Burnett sets Allman up with his prized group of session players (including guitarist Doyle Bramhall II, upright bassist Dennis Crouch, astounding drummer Jay Bellerose, and special guest Dr. John on piano) not only to allow his vocals to shine, but also to bare his soul.

From the first track “Floating Bridge,” which recounts the spectacle of a man bent on his own self destruction, you get the notion this isn’t your average “blues album,” but rather a portrait of Allman’s life after forty years on the road. Reportedly recorded in only eleven days, Burnett kept Allman to two or three vocal takes in order to capture his raw emotional intensity, and desperate energy. Tracks “I Can’t Be Satisfied” and “Blind Man” speak to the heart of his self-professed gypsy soul, and are delivered on a bed of ferocious groove, giving Allman room to play out each lyric with freshness and fire. Allman’s trademark B3 playing is featured on Junior Wells’ “Little By Little” recalling Jimmy Smith in his prime. The take of Skip James’ “Devil Got My Woman” has got to be one of the scariest blues songs ever.
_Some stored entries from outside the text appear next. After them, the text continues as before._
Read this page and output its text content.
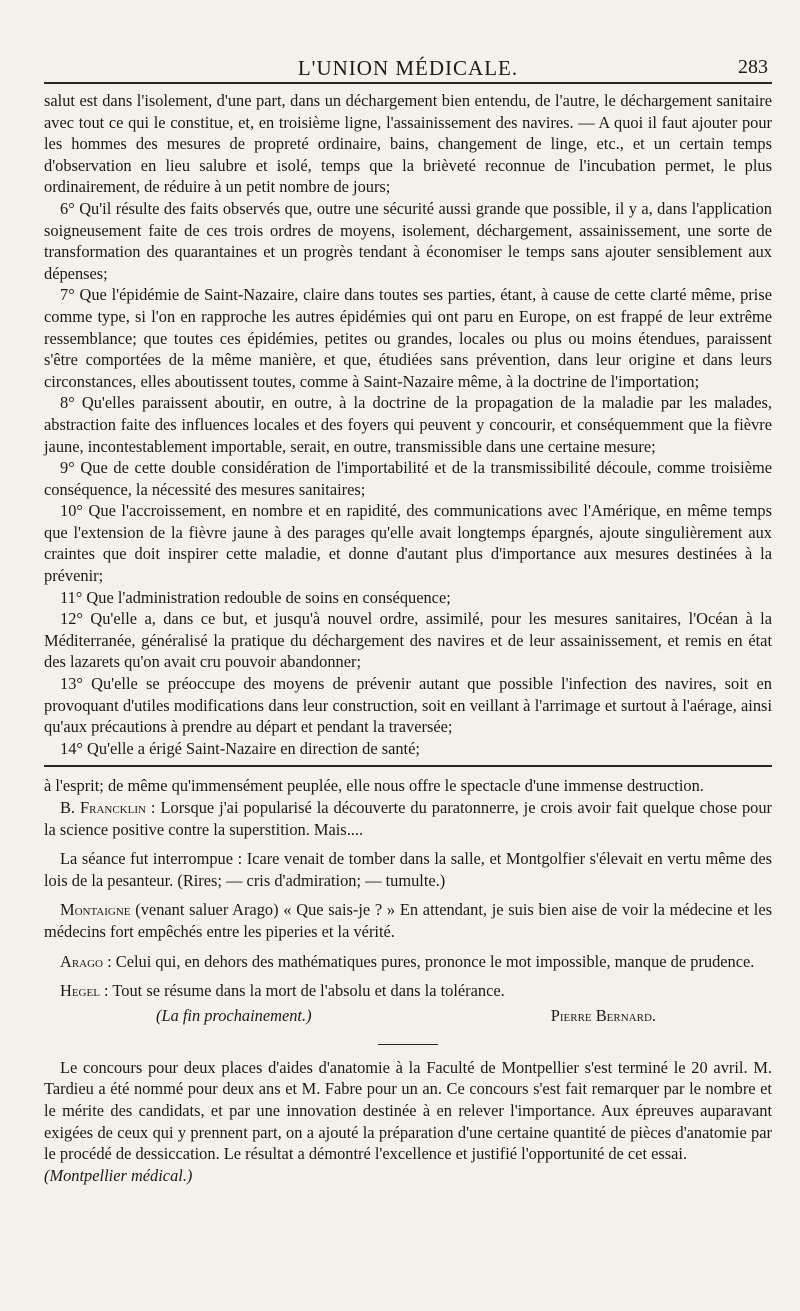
L'UNION MÉDICALE.	283

salut est dans l'isolement, d'une part, dans un déchargement bien entendu, de l'autre, le déchargement sanitaire avec tout ce qui le constitue, et, en troisième ligne, l'assainissement des navires. — A quoi il faut ajouter pour les hommes des mesures de propreté ordinaire, bains, changement de linge, etc., et un certain temps d'observation en lieu salubre et isolé, temps que la brièveté reconnue de l'incubation permet, le plus ordinairement, de réduire à un petit nombre de jours;

6° Qu'il résulte des faits observés que, outre une sécurité aussi grande que possible, il y a, dans l'application soigneusement faite de ces trois ordres de moyens, isolement, déchargement, assainissement, une sorte de transformation des quarantaines et un progrès tendant à économiser le temps sans ajouter sensiblement aux dépenses;

7° Que l'épidémie de Saint-Nazaire, claire dans toutes ses parties, étant, à cause de cette clarté même, prise comme type, si l'on en rapproche les autres épidémies qui ont paru en Europe, on est frappé de leur extrême ressemblance; que toutes ces épidémies, petites ou grandes, locales ou plus ou moins étendues, paraissent s'être comportées de la même manière, et que, étudiées sans prévention, dans leur origine et dans leurs circonstances, elles aboutissent toutes, comme à Saint-Nazaire même, à la doctrine de l'importation;

8° Qu'elles paraissent aboutir, en outre, à la doctrine de la propagation de la maladie par les malades, abstraction faite des influences locales et des foyers qui peuvent y concourir, et conséquemment que la fièvre jaune, incontestablement importable, serait, en outre, transmissible dans une certaine mesure;

9° Que de cette double considération de l'importabilité et de la transmissibilité découle, comme troisième conséquence, la nécessité des mesures sanitaires;

10° Que l'accroissement, en nombre et en rapidité, des communications avec l'Amérique, en même temps que l'extension de la fièvre jaune à des parages qu'elle avait longtemps épargnés, ajoute singulièrement aux craintes que doit inspirer cette maladie, et donne d'autant plus d'importance aux mesures destinées à la prévenir;

11° Que l'administration redouble de soins en conséquence;

12° Qu'elle a, dans ce but, et jusqu'à nouvel ordre, assimilé, pour les mesures sanitaires, l'Océan à la Méditerranée, généralisé la pratique du déchargement des navires et de leur assainissement, et remis en état des lazarets qu'on avait cru pouvoir abandonner;

13° Qu'elle se préoccupe des moyens de prévenir autant que possible l'infection des navires, soit en provoquant d'utiles modifications dans leur construction, soit en veillant à l'arrimage et surtout à l'aérage, ainsi qu'aux précautions à prendre au départ et pendant la traversée;

14° Qu'elle a érigé Saint-Nazaire en direction de santé;

à l'esprit; de même qu'immensément peuplée, elle nous offre le spectacle d'une immense destruction.

B. Francklin : Lorsque j'ai popularisé la découverte du paratonnerre, je crois avoir fait quelque chose pour la science positive contre la superstition. Mais....

La séance fut interrompue : Icare venait de tomber dans la salle, et Montgolfier s'élevait en vertu même des lois de la pesanteur. (Rires; — cris d'admiration; — tumulte.)

Montaigne (venant saluer Arago) « Que sais-je ? » En attendant, je suis bien aise de voir la médecine et les médecins fort empêchés entre les piperies et la vérité.

Arago : Celui qui, en dehors des mathématiques pures, prononce le mot impossible, manque de prudence.

Hegel : Tout se résume dans la mort de l'absolu et dans la tolérance.

(La fin prochainement.)	Pierre Bernard.

Le concours pour deux places d'aides d'anatomie à la Faculté de Montpellier s'est terminé le 20 avril. M. Tardieu a été nommé pour deux ans et M. Fabre pour un an. Ce concours s'est fait remarquer par le nombre et le mérite des candidats, et par une innovation destinée à en relever l'importance. Aux épreuves auparavant exigées de ceux qui y prennent part, on a ajouté la préparation d'une certaine quantité de pièces d'anatomie par le procédé de dessiccation. Le résultat a démontré l'excellence et justifié l'opportunité de cet essai.

(Montpellier médical.)
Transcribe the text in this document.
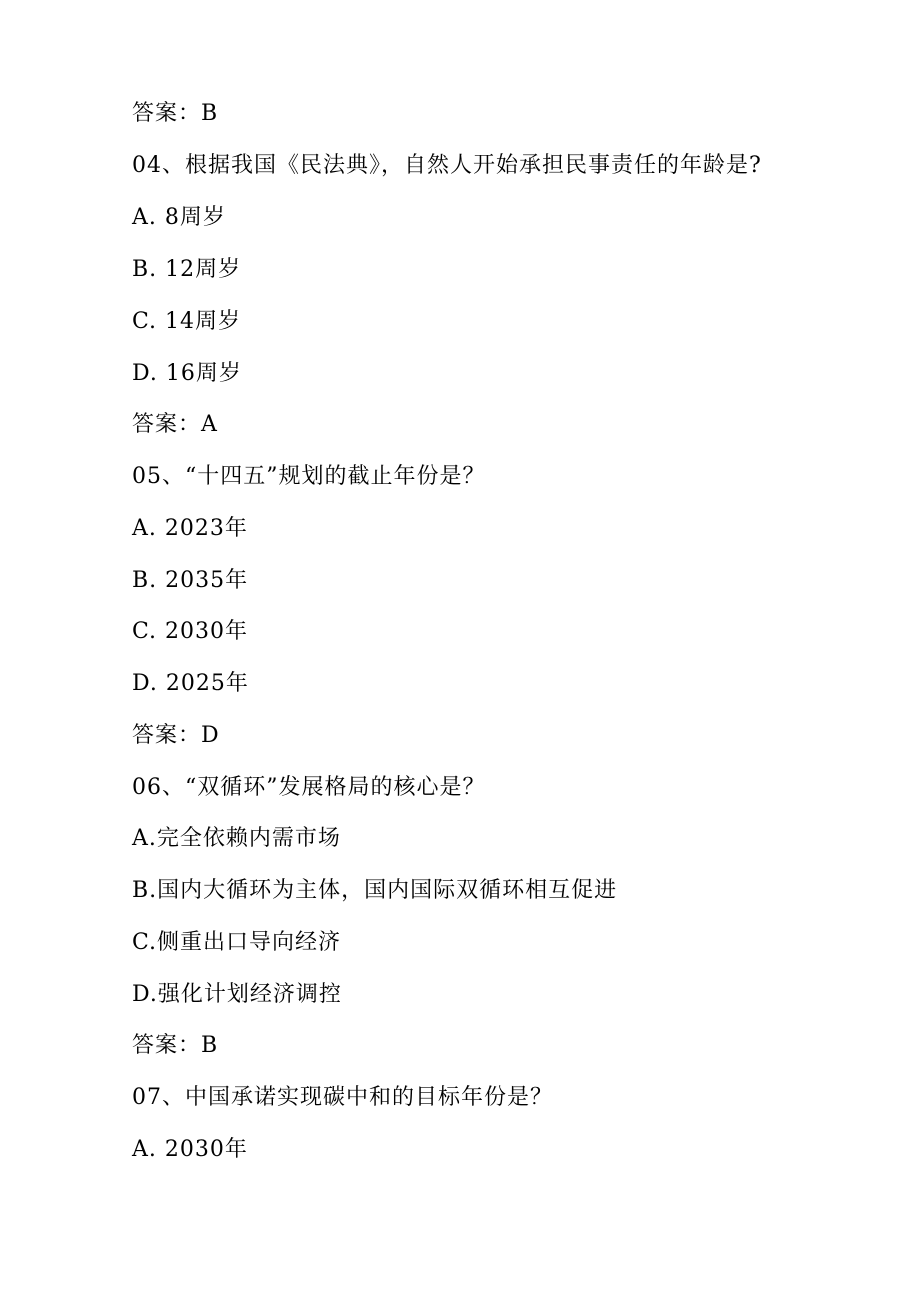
答案：B
04、根据我国《民法典》，自然人开始承担民事责任的年龄是?
A. 8周岁
B. 12周岁
C. 14周岁
D. 16周岁
答案：A
05、“十四五”规划的截止年份是？
A. 2023年
B. 2035年
C. 2030年
D. 2025年
答案：D
06、“双循环”发展格局的核心是？
A.完全依赖内需市场
B.国内大循环为主体，国内国际双循环相互促进
C.侧重出口导向经济
D.强化计划经济调控
答案：B
07、中国承诺实现碳中和的目标年份是？
A. 2030年
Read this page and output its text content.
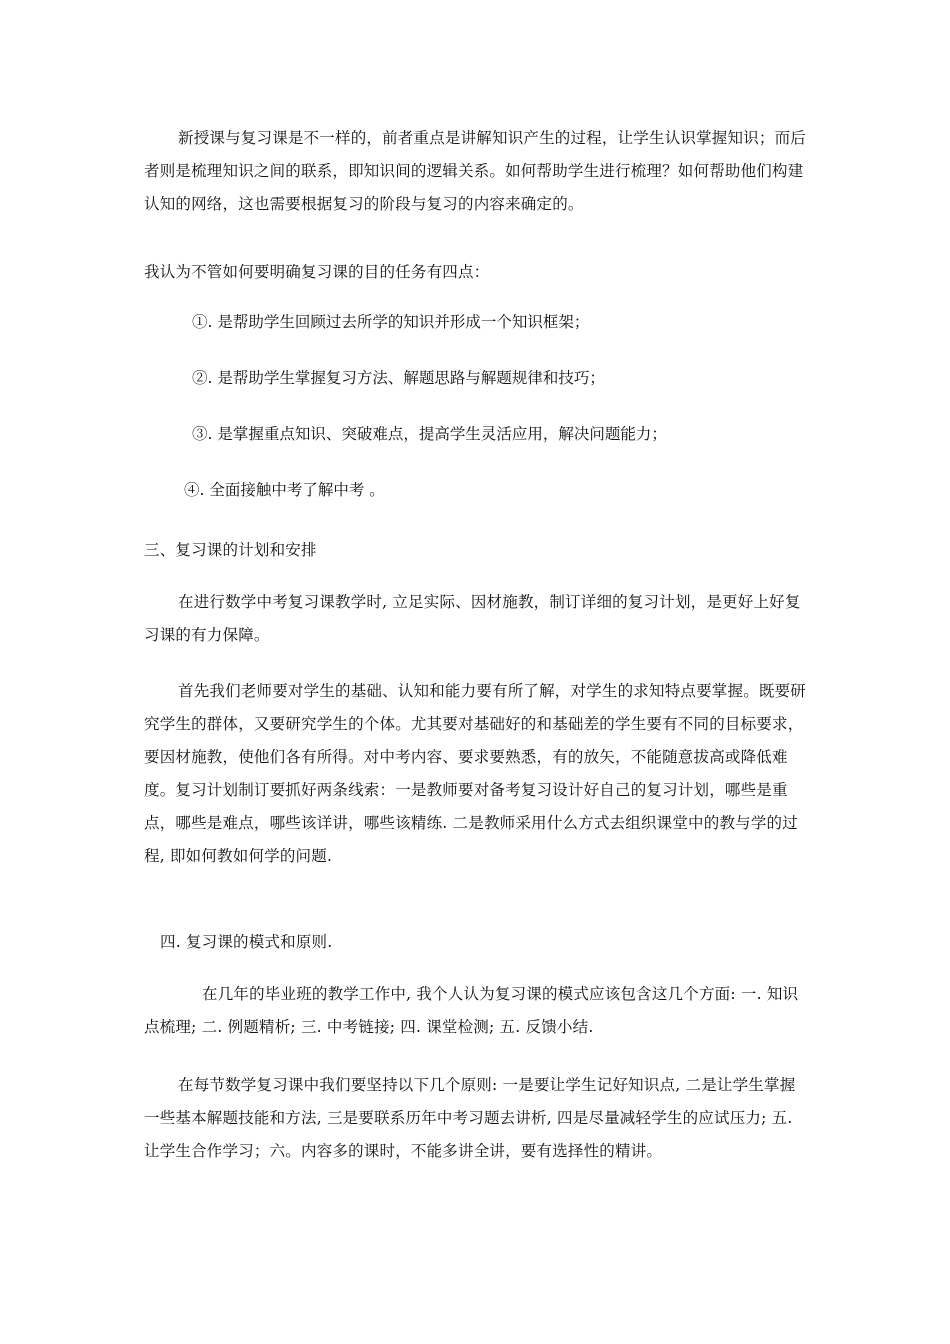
新授课与复习课是不一样的，前者重点是讲解知识产生的过程，让学生认识掌握知识；而后者则是梳理知识之间的联系，即知识间的逻辑关系。如何帮助学生进行梳理？如何帮助他们构建认知的网络，这也需要根据复习的阶段与复习的内容来确定的。

我认为不管如何要明确复习课的目的任务有四点：

①. 是帮助学生回顾过去所学的知识并形成一个知识框架；

②. 是帮助学生掌握复习方法、解题思路与解题规律和技巧；

③. 是掌握重点知识、突破难点，提高学生灵活应用，解决问题能力；

④. 全面接触中考了解中考 。

三、复习课的计划和安排

在进行数学中考复习课教学时, 立足实际、因材施教，制订详细的复习计划，是更好上好复习课的有力保障。

首先我们老师要对学生的基础、认知和能力要有所了解，对学生的求知特点要掌握。既要研究学生的群体，又要研究学生的个体。尤其要对基础好的和基础差的学生要有不同的目标要求，要因材施教，使他们各有所得。对中考内容、要求要熟悉，有的放矢，不能随意拔高或降低难度。复习计划制订要抓好两条线索：一是教师要对备考复习设计好自己的复习计划，哪些是重点，哪些是难点，哪些该详讲，哪些该精练. 二是教师采用什么方式去组织课堂中的教与学的过程, 即如何教如何学的问题.

四. 复习课的模式和原则.

在几年的毕业班的教学工作中, 我个人认为复习课的模式应该包含这几个方面: 一. 知识点梳理; 二. 例题精析; 三. 中考链接; 四. 课堂检测; 五. 反馈小结.

在每节数学复习课中我们要坚持以下几个原则: 一是要让学生记好知识点, 二是让学生掌握一些基本解题技能和方法, 三是要联系历年中考习题去讲析, 四是尽量减轻学生的应试压力; 五. 让学生合作学习；六。内容多的课时，不能多讲全讲，要有选择性的精讲。
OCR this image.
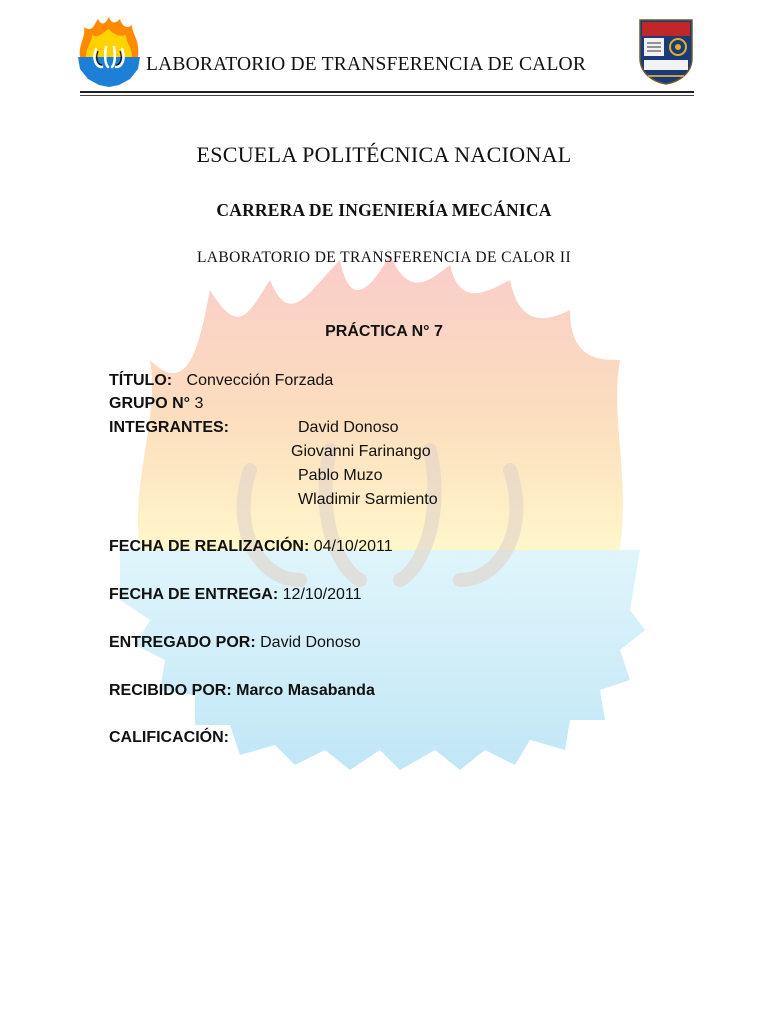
LABORATORIO DE TRANSFERENCIA DE CALOR
ESCUELA POLITÉCNICA NACIONAL
CARRERA DE INGENIERÍA MECÁNICA
LABORATORIO DE TRANSFERENCIA DE CALOR II
PRÁCTICA N° 7
TÍTULO: Convección Forzada
GRUPO N° 3
INTEGRANTES:	David Donoso
Giovanni Farinango
Pablo Muzo
Wladimir Sarmiento
FECHA DE REALIZACIÓN: 04/10/2011
FECHA DE ENTREGA: 12/10/2011
ENTREGADO POR: David Donoso
RECIBIDO POR: Marco Masabanda
CALIFICACIÓN:
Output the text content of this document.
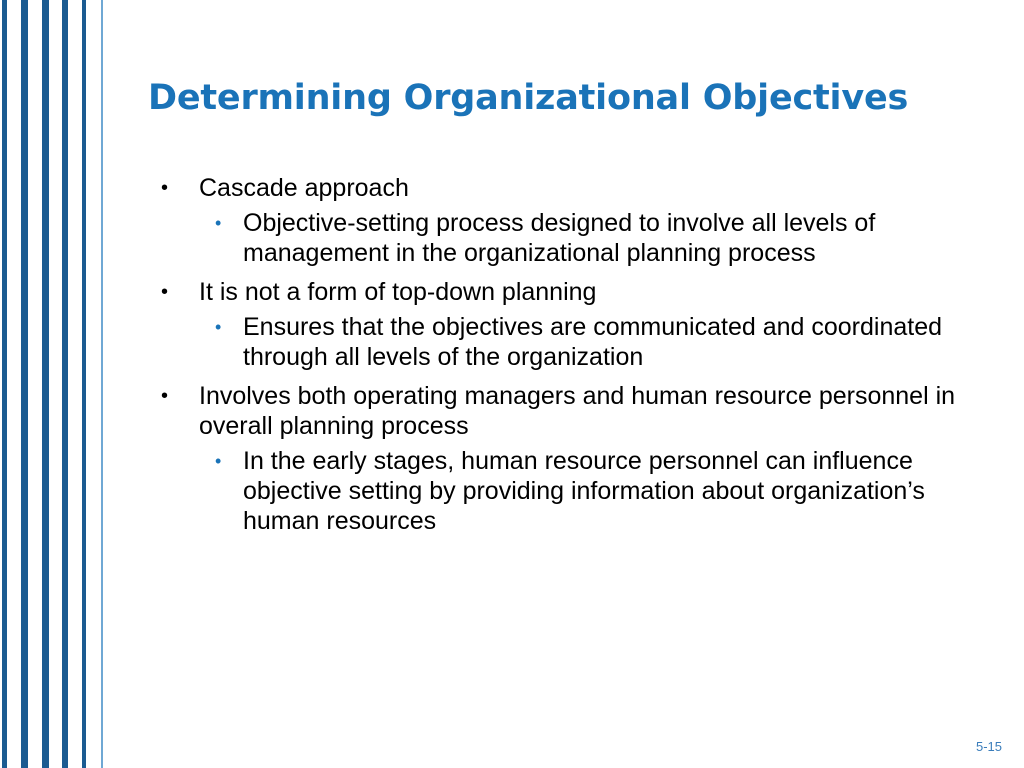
Determining Organizational Objectives
• Cascade approach
• Objective-setting process designed to involve all levels of management in the organizational planning process
• It is not a form of top-down planning
• Ensures that the objectives are communicated and coordinated through all levels of the organization
• Involves both operating managers and human resource personnel in overall planning process
• In the early stages, human resource personnel can influence objective setting by providing information about organization’s human resources
5-15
The album’s one original song “Just Another Rider,” written by Allman and long-time Allman Brothers Band member Warren Haynes, is given an arrangement right out of the Stax play book with haunting Memphis-style horns underpinning the tale of a soul trying to escape perdition, making it feel right at home with the eleven other classics.

The release of Low Country Blues comes after Gregg’s successful recovery from a liver transplant and may indeed be another high water mark on his hall of fame career, and the life of a man given one more chance to live the blues and ride on.